Recombinant immunotoxin as targeted therapeutic protein for cancer therapy


International Conference on Genetic Engineering & Genetically Modified Organisms

August 12-13, 2013 DoubleTree by Hilton, Raleigh, NC, USA

Tapan K. Bera

Keynote: Adv Genet Eng

Abstract :

Targeted therapy of cancer is getting more traction over the traditional chemotherapy to overcome the unavoidable side effects from the chemotherapeutic drugs. As scientists began to understand more about the molecular mechanism that distinguishes the cancer cells from its normal counterpart, they began to design new approach to attack the cancer cells more precisely. One of such successful approach is the development of monoclonal antibody against a cancer specific surface antigen that can be used as a delivery vehicle of toxic material selectively to the cancer cells. Our laboratory is involved in generating recombinant immunotoxin (RIT) as targeted therapeutic protein to treat cancer. Recombinant immunotoxins are chimeric proteins composed of the Fv portion of an antibody fused to a portion a lethal toxin. The immunotoxin binds to a surface antigen on a cancer cells, enters the cell by endocytosis where it inactivate the cellular machinery and eventually kills the cell.
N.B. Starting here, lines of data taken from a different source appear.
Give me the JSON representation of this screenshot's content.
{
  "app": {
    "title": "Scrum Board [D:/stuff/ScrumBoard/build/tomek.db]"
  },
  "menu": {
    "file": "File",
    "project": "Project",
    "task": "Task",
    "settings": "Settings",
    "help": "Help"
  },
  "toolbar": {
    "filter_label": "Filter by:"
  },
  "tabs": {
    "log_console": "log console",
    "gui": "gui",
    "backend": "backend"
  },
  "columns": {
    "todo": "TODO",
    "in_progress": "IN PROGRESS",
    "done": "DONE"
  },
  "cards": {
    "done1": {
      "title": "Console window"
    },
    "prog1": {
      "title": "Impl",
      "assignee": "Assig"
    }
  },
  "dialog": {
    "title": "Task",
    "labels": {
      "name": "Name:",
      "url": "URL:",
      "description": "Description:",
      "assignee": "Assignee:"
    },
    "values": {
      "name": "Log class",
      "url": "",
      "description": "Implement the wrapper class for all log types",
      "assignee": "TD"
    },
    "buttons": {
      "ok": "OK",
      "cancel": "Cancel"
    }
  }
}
These proteins are expressed in E. coli , purified as clinical grade material and been tested in patients with various types of cancer in clinical trials. Modern molecular biological techniques were used to improve the efficacy of these agents in vitro and test them in the preclinical model system. Many immunotoxins have been tested in clinical trials but most success has been achieved in patients with hematologic tumors. Poor response against solid tumor for these agents is likely due to poor penetration into tumor masses as well as the neutralizing immune response to the toxin component of the immunotoxin. Studies are in progress in the laboratory to overcome those issues and eventually test them in clinical trials.

Biography :

Tapan K. Bera has completed his Ph.D. from Calcutta University, India and postdoctoral studies from the University of California, Berkeley. He is currently an Associate Scientist at the National Cancer Institute, NIH. He has published more than 70 papers in reputed journals and serving as an editorial board member of Chemotherapy.